Il brigantaggio post unitario in un libro di Carmine Pinto

di Antonio Lucio Giannone

Il libro di Carmine Pinto, La guerra per il Mezzogiorno. Italiani, borbonici, briganti 1860-1870, pubblicato nel 2019 dalla casa editrice Laterza, è un’opera importante, frutto di una ricerca lunga, durata dieci anni, condotta con impegno e rigore scientifico. Si tratta di un volume corposo, di quasi cinquecento pagine, diviso in nove capitoli, ai quali si aggiungono una Introduzione e un Epilogo.  Ben sessanta pagine sono di note mentre soltanto l’Indice dei nomi ne conta altre venti. Inoltre è corredato di otto cartine che permettono di avere un’idea più precisa delle zone in cui si svolgono le vicende esaminate. Nonostante la mole, però, il libro si legge facilmente grazie anche alla scrittura piana e scorrevole dell’autore che l’ha fatto apprezzare anche da un pubblico di non specialisti, tanto da diventare un best seller nel campo della saggistica.

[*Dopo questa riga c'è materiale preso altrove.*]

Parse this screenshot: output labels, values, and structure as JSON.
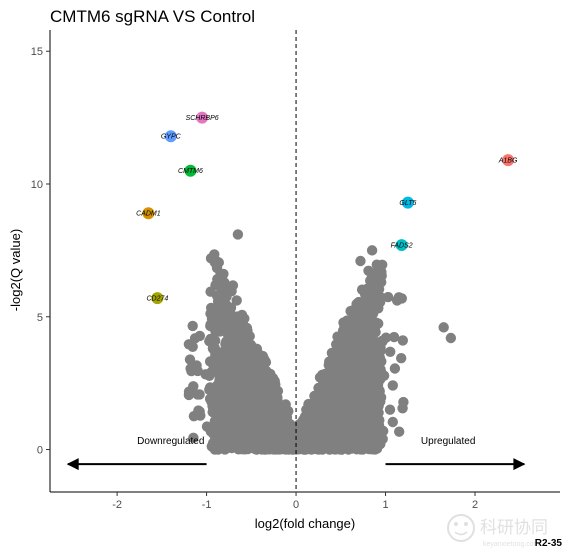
{
  "chart_data": {
    "type": "scatter",
    "title": "CMTM6 sgRNA VS Control",
    "xlabel": "log2(fold change)",
    "ylabel": "-log2(Q value)",
    "xlim": [
      -2.75,
      2.95
    ],
    "ylim": [
      -1.6,
      15.8
    ],
    "xticks": [
      -2,
      -1,
      0,
      1,
      2
    ],
    "yticks": [
      0,
      5,
      10,
      15
    ],
    "vline_x": 0,
    "grid": false,
    "background_color": "#808080",
    "highlighted": [
      {
        "label": "SCHRBP6",
        "x": -1.05,
        "y": 12.5,
        "color": "#e377c2"
      },
      {
        "label": "GYPC",
        "x": -1.4,
        "y": 11.8,
        "color": "#619cff"
      },
      {
        "label": "CMTM6",
        "x": -1.18,
        "y": 10.5,
        "color": "#00ba38"
      },
      {
        "label": "CADM1",
        "x": -1.65,
        "y": 8.9,
        "color": "#d39200"
      },
      {
        "label": "CD274",
        "x": -1.55,
        "y": 5.7,
        "color": "#a3a500"
      },
      {
        "label": "A1BG",
        "x": 2.37,
        "y": 10.9,
        "color": "#f8766d"
      },
      {
        "label": "GLT5",
        "x": 1.25,
        "y": 9.3,
        "color": "#00b9e3"
      },
      {
        "label": "FADS2",
        "x": 1.18,
        "y": 7.7,
        "color": "#00bfc4"
      }
    ],
    "annotations": {
      "down_label": "Downregulated",
      "up_label": "Upregulated",
      "down_arrow": {
        "x_from": -1.0,
        "x_to": -2.55,
        "y": -0.55
      },
      "up_arrow": {
        "x_from": 1.0,
        "x_to": 2.55,
        "y": -0.55
      }
    }
  },
  "watermark": {
    "main": "科研协同",
    "sub": "keyanxietong.com"
  },
  "corner_text": "R2-35"
}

Esso è la ricostruzione accurata, dettagliata, minuziosa delle vicende storiche del decennio 1860-1870 relative al Mezzogiorno d’Italia, basata su una imponente documentazione archivistica, oltre che sulla conoscenza della sterminata bibliografia sull’argomento, che giunge a una proposta interpretativa nuova e originale per diversi aspetti. Ovviamente non è possibile ripercorrere in tutti i suoi momenti il volume, che è ricchissimo di episodi, di fatti, di nomi, di dati, tutti puntualmente verificati sulle fonti. Mi limiterò perciò a toccare, assai sinteticamente, alcuni punti che mi hanno particolarmente colpito e che sono legati più da vicino ai miei interessi di studioso della letteratura, e della letteratura meridionale in particolare, e di alcuni personaggi coinvolti a vario titolo in queste vicende.  

Il periodo preso in esame va dunque dal 1860, immediatamente dopo la spedizione dei Mille e prima dell’Unità, fino al 1870, anche se ci sono riferimenti a periodi precedenti. E perché proprio questo decennio? Perché quello è il periodo in cui nel Mezzogiorno – spiega Pinto proprio all’inizio ‒ si combatté «la prima guerra italiana», rimasta misconosciuta, almeno a livello di un pubblico ampio, e quasi rimossa nella memoria collettiva. Al centro dell’attenzione c’è insomma il complesso processo di formazione dello Stato nazionale italiano che soprattutto nel Sud (ma forse ‒ è bene dire ‒ esclusivamente nel Sud) trovò forti ostacoli a causa della resistenza opposta all’unificazione dalla monarchia borbonica. Questa vicenda, di solito, sui manuali di storia viene liquidato in una paginetta, eppure essa, come ha fatto notare Pinto, durò molto di più della spedizione dei Mille e della terza guerra d’indipendenza e provocò molte più vittime, che vanno nell’ordine di diverse decine di migliaia  nei due campi.